Sulla scuola e sulla nostra sacrosanta opposizione alla riforma Moratti rischiamo di fare questo errore. Non possiamo ridurci a difendere posizioni che sono oggettivamente poco importanti, per il sol fatto che esse sono prese di mira.
Dovremmo anche proporre e mettere al centro, contemporaneamente, la nostra idea di scuola. Magari aggiornandola, chiedendo la collaborazione di quanti la scuola la fanno tutti i giorni.

Proporrei di partire da questi punti, non esaustivi, per chiedere il contributo di quanti nella scuola hanno voglia di dire la loro.

SPUNTI E PUNTI PRESI DA ARTICOLI, SAGGI, TESTI AD USO DI CHI VUOLE SOLO LEGGERLI E DI CHI VUOLE AGGIUNGERNE ALTRI.

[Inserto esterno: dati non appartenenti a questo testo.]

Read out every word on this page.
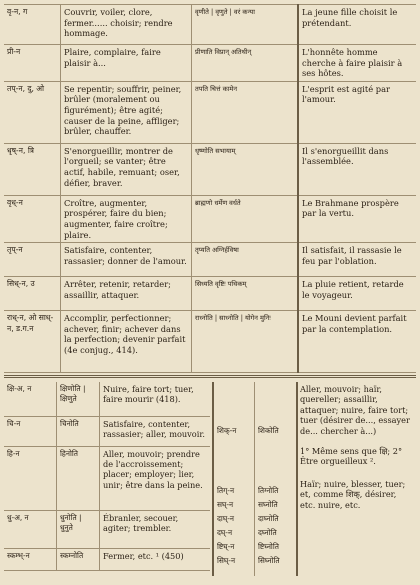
वृ-न, ग	Couvrir, voiler, clore, fermer...... choisir; rendre hommage.	वृणीते | वृणुते | वरं कन्या	La jeune fille choisit le prétendant.
प्री-न	Plaire, complaire, faire plaisir à...	प्रीणाति विप्रान् अतिथीन्	L'honnête homme cherche à faire plaisir à ses hôtes.
तप्-न, दु, ओ	Se repentir; souffrir, peiner, brûler (moralement ou figurément); être agité; causer de la peine, affliger; brûler, chauffer.	तपति चित्तं कामेन	L'esprit est agité par l'amour.
धृष्-न, त्रि	S'enorgueillir, montrer de l'orgueil; se vanter; être actif, habile, remuant; oser, défier, braver.	धृष्णोति सभायाम्	Il s'enorgueillit dans l'assemblée.
वृध्-न	Croître, augmenter, prospérer, faire du bien; augmenter, faire croître; plaire.	ब्राह्मणो धर्मेण वर्धते	Le Brahmane prospère par la vertu.
तृप्-न	Satisfaire, contenter, rassasier; donner de l'amour.	तृप्यति अग्निर्हविषा	Il satisfait, il rassasie le feu par l'oblation.
सिध्-न, उ	Arrêter, retenir, retarder; assaillir, attaquer.	सिध्यति वृष्टिः पथिकम्	La pluie retient, retarde le voyageur.
राध्-न, ओ साध्-न, ड.ग.न	Accomplir, perfectionner; achever, finir; achever dans la perfection; devenir parfait (4e conjug., 414).	राध्नोति | साध्नोति | योगेन मुनिः	Le Mouni devient parfait par la contemplation.
क्षि-अ, न	क्षिणोति | क्षिणुते	Nuire, faire tort; tuer, faire mourir (418).
चि-न	चिनोति	Satisfaire, contenter, rassasier; aller, mouvoir.
हि-न	हिनोति	Aller, mouvoir; prendre de l'accroissement; placer; employer; lier, unir; être dans la peine.
धु-अ, न	धुनोति | धुनुते	Ébranler, secouer, agiter; trembler.
स्कम्भ्-न	स्कम्नोति	Fermer, etc. ¹ (450)
शिक्-न	शिकोति
तिग्-न	तिग्नोति
सघ्-न	सघ्नोति
दाघ्-न	दाघ्नोति
दघ्-न	दघ्नोति
ष्टिघ्-न	ष्टिघ्नोति
सिघ्-न	सिघ्नोति

Aller, mouvoir; haïr, quereller; assaillir, attaquer; nuire, faire tort; tuer (désirer de..., essayer de... chercher à...)

1° Même sens que क्षि; 2° Être orgueilleux ².

Haïr; nuire, blesser, tuer; et, comme शिक्, désirer, etc. nuire, etc.
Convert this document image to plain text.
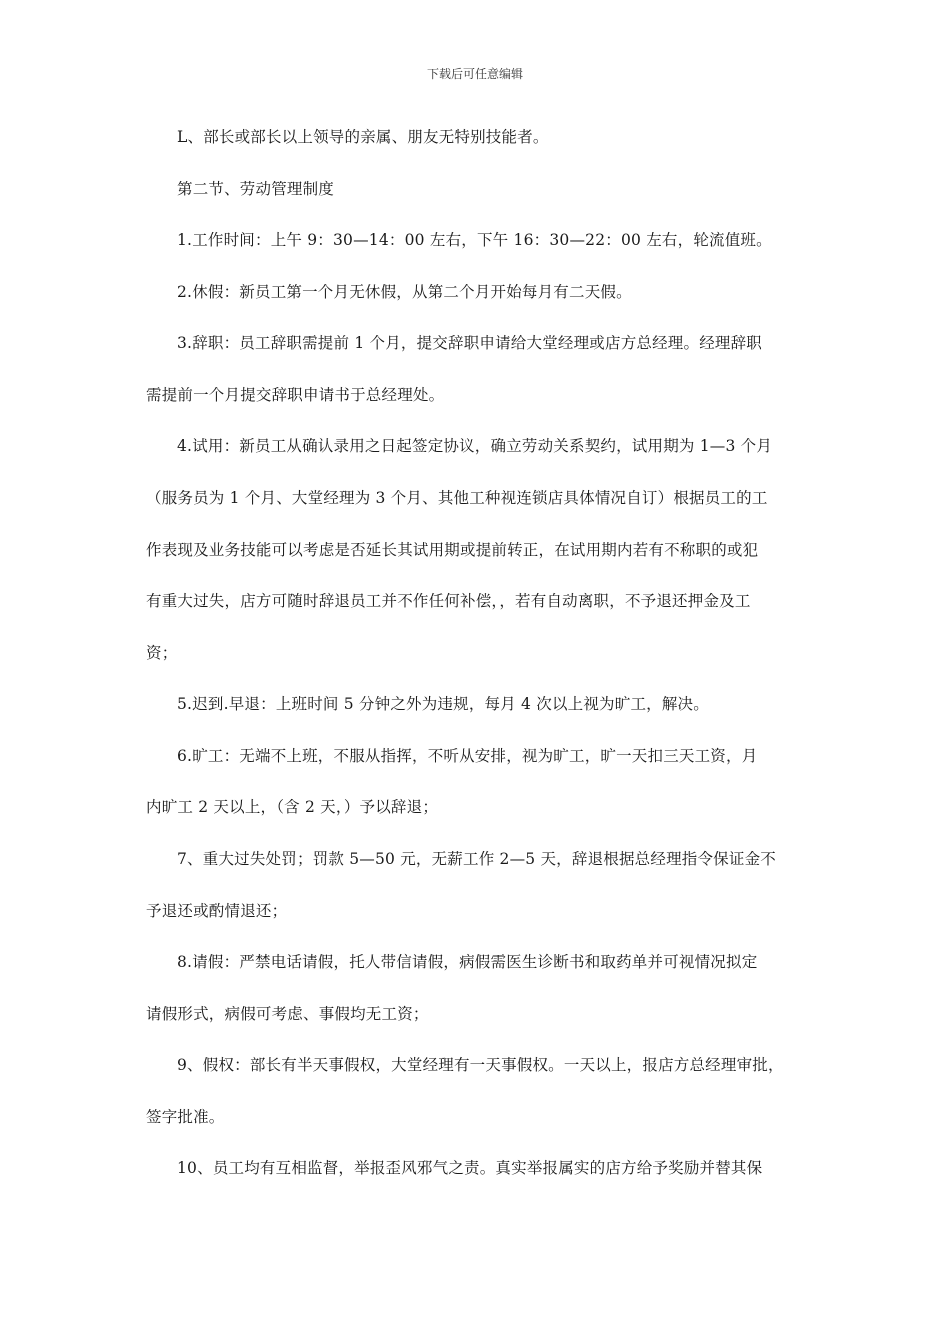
下载后可任意编辑
L、部长或部长以上领导的亲属、朋友无特别技能者。
第二节、劳动管理制度
1.工作时间：上午 9：30—14：00 左右，下午 16：30—22：00 左右，轮流值班。
2.休假：新员工第一个月无休假，从第二个月开始每月有二天假。
3.辞职：员工辞职需提前 1 个月，提交辞职申请给大堂经理或店方总经理。经理辞职
需提前一个月提交辞职申请书于总经理处。
4.试用：新员工从确认录用之日起签定协议，确立劳动关系契约，试用期为 1—3 个月
（服务员为 1 个月、大堂经理为 3 个月、其他工种视连锁店具体情况自订）根据员工的工
作表现及业务技能可以考虑是否延长其试用期或提前转正，在试用期内若有不称职的或犯
有重大过失，店方可随时辞退员工并不作任何补偿，，若有自动离职，不予退还押金及工
资；
5.迟到.早退：上班时间 5 分钟之外为违规，每月 4 次以上视为旷工，解决。
6.旷工：无端不上班，不服从指挥，不听从安排，视为旷工，旷一天扣三天工资，月
内旷工 2 天以上，（含 2 天，）予以辞退；
7、重大过失处罚；罚款 5—50 元，无薪工作 2—5 天，辞退根据总经理指令保证金不
予退还或酌情退还；
8.请假：严禁电话请假，托人带信请假，病假需医生诊断书和取药单并可视情况拟定
请假形式，病假可考虑、事假均无工资；
9、假权：部长有半天事假权，大堂经理有一天事假权。一天以上，报店方总经理审批，
签字批准。
10、员工均有互相监督，举报歪风邪气之责。真实举报属实的店方给予奖励并替其保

1. - Lavorare nella scuola è fare politica PRIMA, intessere relazioni non private e non astratte, in una dimensione pubblica che va oltre lo spazio scolastico;

2. - chiama in causa il collettivo, costruisce socialità intorno alla formazione;

3. - è avere passione per i SAPERI, per le relazioni, per la trasformazione profonda;
- sapere che è non - lavoro produttivo di non -merci;
- è il luogo di autorità e non di potere. Autorità / autorevolezza.
- Autorità e dimensione affettiva: senza un tessuto di relazioni non si costruisce sapere vero, senza sapere le relazioni si riducono a melassa.

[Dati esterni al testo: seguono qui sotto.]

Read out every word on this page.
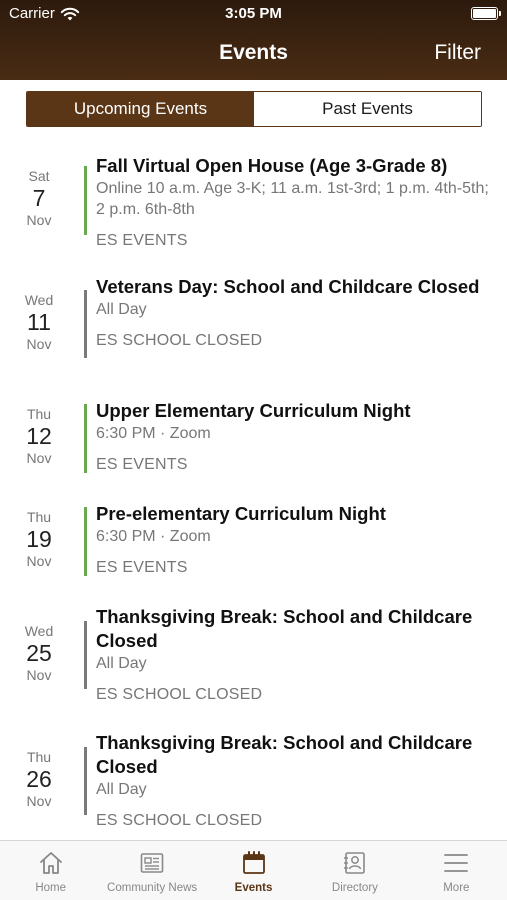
Carrier	3:05 PM
Events	Filter
Upcoming Events	Past Events
Sat
7
Nov
Fall Virtual Open House (Age 3-Grade 8)
Online 10 a.m. Age 3-K; 11 a.m. 1st-3rd; 1 p.m. 4th-5th; 2 p.m. 6th-8th
ES EVENTS
Wed
11
Nov
Veterans Day: School and Childcare Closed
All Day
ES SCHOOL CLOSED
Thu
12
Nov
Upper Elementary Curriculum Night
6:30 PM · Zoom
ES EVENTS
Thu
19
Nov
Pre-elementary Curriculum Night
6:30 PM · Zoom
ES EVENTS
Wed
25
Nov
Thanksgiving Break: School and Childcare Closed
All Day
ES SCHOOL CLOSED
Thu
26
Nov
Thanksgiving Break: School and Childcare Closed
All Day
ES SCHOOL CLOSED
Home	Community News	Events	Directory	More
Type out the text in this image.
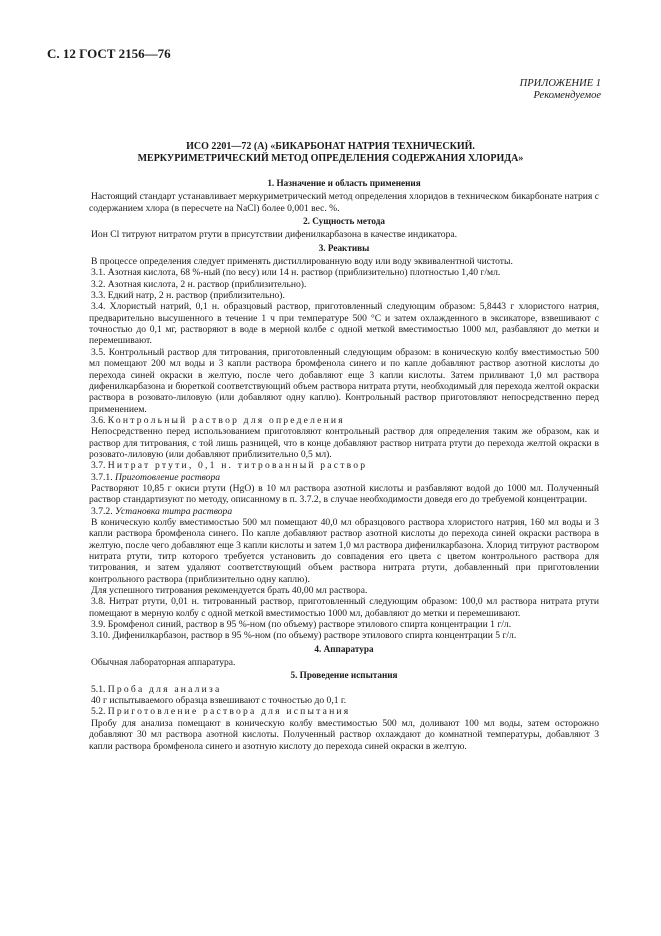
С. 12 ГОСТ 2156—76
ПРИЛОЖЕНИЕ 1
Рекомендуемое
ИСО 2201—72 (А) «БИКАРБОНАТ НАТРИЯ ТЕХНИЧЕСКИЙ.
МЕРКУРИМЕТРИЧЕСКИЙ МЕТОД ОПРЕДЕЛЕНИЯ СОДЕРЖАНИЯ ХЛОРИДА»

1. Назначение и область применения

Настоящий стандарт устанавливает меркуриметрический метод определения хлоридов в техническом бикарбонате натрия с содержанием хлора (в пересчете на NaCl) более 0,001 вес. %.

2. Сущность метода

Ион Cl титруют нитратом ртути в присутствии дифенилкарбазона в качестве индикатора.

3. Реактивы

В процессе определения следует применять дистиллированную воду или воду эквивалентной чистоты.

3.1. Азотная кислота, 68 %-ный (по весу) или 14 н. раствор (приблизительно) плотностью 1,40 г/мл.

3.2. Азотная кислота, 2 н. раствор (приблизительно).

3.3. Едкий натр, 2 н. раствор (приблизительно).

3.4. Хлористый натрий, 0,1 н. образцовый раствор, приготовленный следующим образом: 5,8443 г хлористого натрия, предварительно высушенного в течение 1 ч при температуре 500 °С и затем охлажденного в эксикаторе, взвешивают с точностью до 0,1 мг, растворяют в воде в мерной колбе с одной меткой вместимостью 1000 мл, разбавляют до метки и перемешивают.

3.5. Контрольный раствор для титрования, приготовленный следующим образом: в коническую колбу вместимостью 500 мл помещают 200 мл воды и 3 капли раствора бромфенола синего и по капле добавляют раствор азотной кислоты до перехода синей окраски в желтую, после чего добавляют еще 3 капли кислоты. Затем приливают 1,0 мл раствора дифенилкарбазона и бюреткой соответствующий объем раствора нитрата ртути, необходимый для перехода желтой окраски раствора в розовато-лиловую (или добавляют одну каплю). Контрольный раствор приготовляют непосредственно перед применением.

3.6. Контрольный раствор для определения

Непосредственно перед использованием приготовляют контрольный раствор для определения таким же образом, как и раствор для титрования, с той лишь разницей, что в конце добавляют раствор нитрата ртути до перехода желтой окраски в розовато-лиловую (или добавляют приблизительно 0,5 мл).

3.7. Нитрат ртути, 0,1 н. титрованный раствор

3.7.1. Приготовление раствора

Растворяют 10,85 г окиси ртути (HgO) в 10 мл раствора азотной кислоты и разбавляют водой до 1000 мл. Полученный раствор стандартизуют по методу, описанному в п. 3.7.2, в случае необходимости доведя его до требуемой концентрации.

3.7.2. Установка титра раствора

В коническую колбу вместимостью 500 мл помещают 40,0 мл образцового раствора хлористого натрия, 160 мл воды и 3 капли раствора бромфенола синего. По капле добавляют раствор азотной кислоты до перехода синей окраски раствора в желтую, после чего добавляют еще 3 капли кислоты и затем 1,0 мл раствора дифенилкарбазона. Хлорид титруют раствором нитрата ртути, титр которого требуется установить до совпадения его цвета с цветом контрольного раствора для титрования, и затем удаляют соответствующий объем раствора нитрата ртути, добавленный при приготовлении контрольного раствора (приблизительно одну каплю).

Для успешного титрования рекомендуется брать 40,00 мл раствора.

3.8. Нитрат ртути, 0,01 н. титрованный раствор, приготовленный следующим образом: 100,0 мл раствора нитрата ртути помещают в мерную колбу с одной меткой вместимостью 1000 мл, добавляют до метки и перемешивают.

3.9. Бромфенол синий, раствор в 95 %-ном (по объему) растворе этилового спирта концентрации 1 г/л.

3.10. Дифенилкарбазон, раствор в 95 %-ном (по объему) растворе этилового спирта концентрации 5 г/л.

4. Аппаратура

Обычная лабораторная аппаратура.

5. Проведение испытания

5.1. Проба для анализа

40 г испытываемого образца взвешивают с точностью до 0,1 г.

5.2. Приготовление раствора для испытания

Пробу для анализа помещают в коническую колбу вместимостью 500 мл, доливают 100 мл воды, затем осторожно добавляют 30 мл раствора азотной кислоты. Полученный раствор охлаждают до комнатной температуры, добавляют 3 капли раствора бромфенола синего и азотную кислоту до перехода синей окраски в желтую.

4. - Occorre una pratica di scuola che ripensi la bottega, il laboratorio: un posto dove ti lasciano fare, ti lasciano sbagliare. Standoti vicino.
- Esperienza di tempi lenti, di lavoro concentrato, di ascolto.
- Fare scultura, avere il senso della durezza dei materiali, del loro necessario resistere.

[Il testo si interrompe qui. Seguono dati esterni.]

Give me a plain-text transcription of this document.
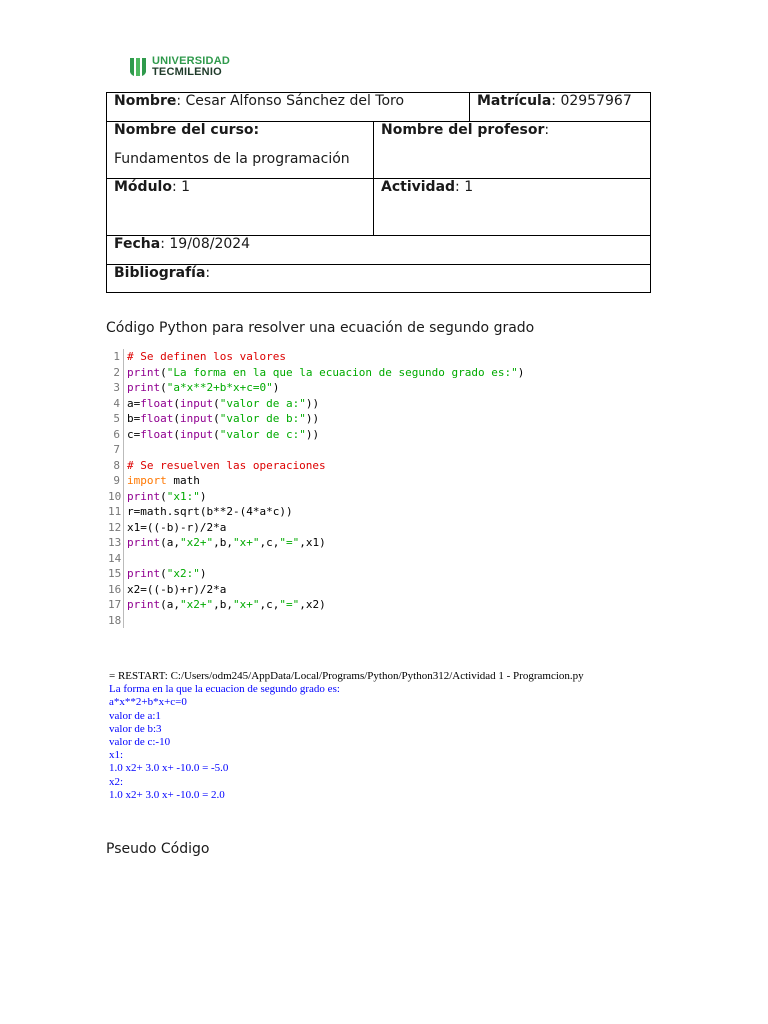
UNIVERSIDAD
TECMILENIO
Nombre: Cesar Alfonso Sánchez del Toro		Matrícula: 02957967
Nombre del curso:
Fundamentos de la programación	Nombre del profesor:	
Módulo: 1	Actividad: 1	
Fecha: 19/08/2024		
Bibliografía:		
Código Python para resolver una ecuación de segundo grado
1 # Se definen los valores
2 print("La forma en la que la ecuacion de segundo grado es:")
3 print("a*x**2+b*x+c=0")
4 a=float(input("valor de a:"))
5 b=float(input("valor de b:"))
6 c=float(input("valor de c:"))
7
8 # Se resuelven las operaciones
9 import math
10 print("x1:")
11 r=math.sqrt(b**2-(4*a*c))
12 x1=((-b)-r)/2*a
13 print(a,"x2+",b,"x+",c,"=",x1)
14
15 print("x2:")
16 x2=((-b)+r)/2*a
17 print(a,"x2+",b,"x+",c,"=",x2)
18
= RESTART: C:/Users/odm245/AppData/Local/Programs/Python/Python312/Actividad 1 - Programcion.py
La forma en la que la ecuacion de segundo grado es:
a*x**2+b*x+c=0
valor de a:1
valor de b:3
valor de c:-10
x1:
1.0 x2+ 3.0 x+ -10.0 = -5.0
x2:
1.0 x2+ 3.0 x+ -10.0 = 2.0
Pseudo Código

5. - Non basta sopravvivere negli interstizi del sistema. Occorre acquisire visibilità, dire dei no e far scontrare le autorità. La scuola deve essere il territorio abitato di un conflitto aperto.
Luogo di conflitti positivi da aprire, e non da chiudere.

6. - Occasione di una formazione fondata sul valore d’uso del sapere, non dell’accesso al lavoro semplice e lineare, di un sapere codificato.
- Sapere moderno, sempre più sganciato dal lavoro. Richiesta fortissima alla progettazione di sè.

7. - Sapere che nella scuola, gli alunni, non trovano specchi in cui riflettersi e riconoscersi.

8. - Smascherare l’abitudine a nascondere le difficoltà e gli errori del sistema scolastico come in nessun altro contesto formativo.

- Il disagio dell’istruzione non e’ invisibile: E’ VISIBILE NEGLI ESCLUSI.


interventi dello stesso autorediscussione chiusa  condividi pdf

 Gabriella Del Duca    - 22-03-2004
Sono completamente in sintonia con il contenuto dell'articolo. In particolare mi stimola il punto 8, la reticenza-omertà degli addetti ai lavori per quanto riguarda una laica disamina di ciò che non funziona, che non ha funzionato nella scuola. Fare fronte compatto contro il nemico, ridurre tutto ad una contrapposizione semplificante, accampare la propria professione di fede, non spiega lo stato reale del disagio, i sentimenti politici della "nazione" scuola.
Una storia degli ultimi venti anni, calandosi nel dettaglio degli accadimenti, cancellati e rimossi con la complicità dei partiti e dei sindacati, una visione che fonda insieme i vissuti di genitori, ragazzi ed insegnanti, potrebbe ingenerare nuove e salutari energie di ricerca e di confronto.